僕はサッカーどころの静岡で育った人間です。長野がそういう「サッカーどころ」と言われるのはいつの日か…と感じるように、最初はサッカーに対する認知度が低かったと思います。最近は少し変わってきてうれしく思っていますが、インターハイや(全国高校)選手権もほとんど1回戦ボーイでした。それはサッカーのみならず、一般的に有名な野球とかアウトドアのスポーツはどちらかというと後進県に当たると。

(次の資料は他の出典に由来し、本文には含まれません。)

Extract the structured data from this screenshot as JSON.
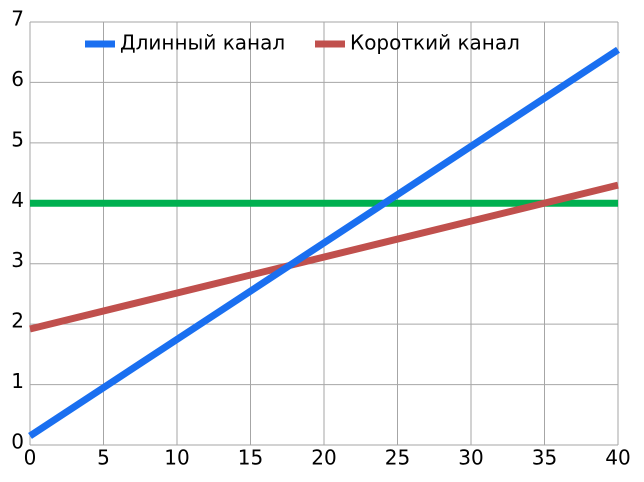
{
  "chart_data": {
    "type": "line",
    "x": [
      0,
      40
    ],
    "series": [
      {
        "name": "Длинный канал",
        "color": "#1a6ff0",
        "values": [
          0.15,
          6.54
        ]
      },
      {
        "name": "Короткий канал",
        "color": "#c0504d",
        "values": [
          1.92,
          4.3
        ]
      },
      {
        "color": "#00b050",
        "values": [
          4,
          4
        ]
      }
    ],
    "xlim": [
      0,
      40
    ],
    "xticks": [
      0,
      5,
      10,
      15,
      20,
      25,
      30,
      35,
      40
    ],
    "ylim": [
      0,
      7
    ],
    "yticks": [
      0,
      1,
      2,
      3,
      4,
      5,
      6,
      7
    ],
    "grid": true,
    "legend": "top"
  }
}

ただ、インドアの球技やウインタースポーツは非常に、冬季オリンピックをやった影響もあるのかもしれないですが、施設も整って非常にいい選手がいて、我々と同じようにローカルなスポーツニュースで沸いているのを見ると非常にうれしく思っています。それと同時に何回かお会いしましたし今度は国技館に行こうと思っているんですけど、御嶽海関が2回優勝しましたよね。そういうアスリートも長野県から出てきています。

サッカーに携わっている大きなところで言うと(AC長野)パルセイロさんと我々山雅がJリーグですが、この2チームが長野県の中で競争することで、より注目を浴びると思います。僕は在任中、パルセイロさんとリーグ戦で1回も戦ったことがないまま終わってしまいました。お互いに競争しながらやりたいなと思っていましたし、実際にその方が競争力とかライバル心もあって盛り上がると思います。それはこれから期待してやみません。

全体的に僕が来てから夕方のローカルニュースになったときにスポーツのニュースの時間が増えたのはうれしいし、そのファーストニュースで我々が多かったのも非常にうれしかったです。そのまま取り扱っていただいて、普段の生活の中にスポーツ、できれば松本山雅、できればサッカーを取り上げてくれればうれしいですね。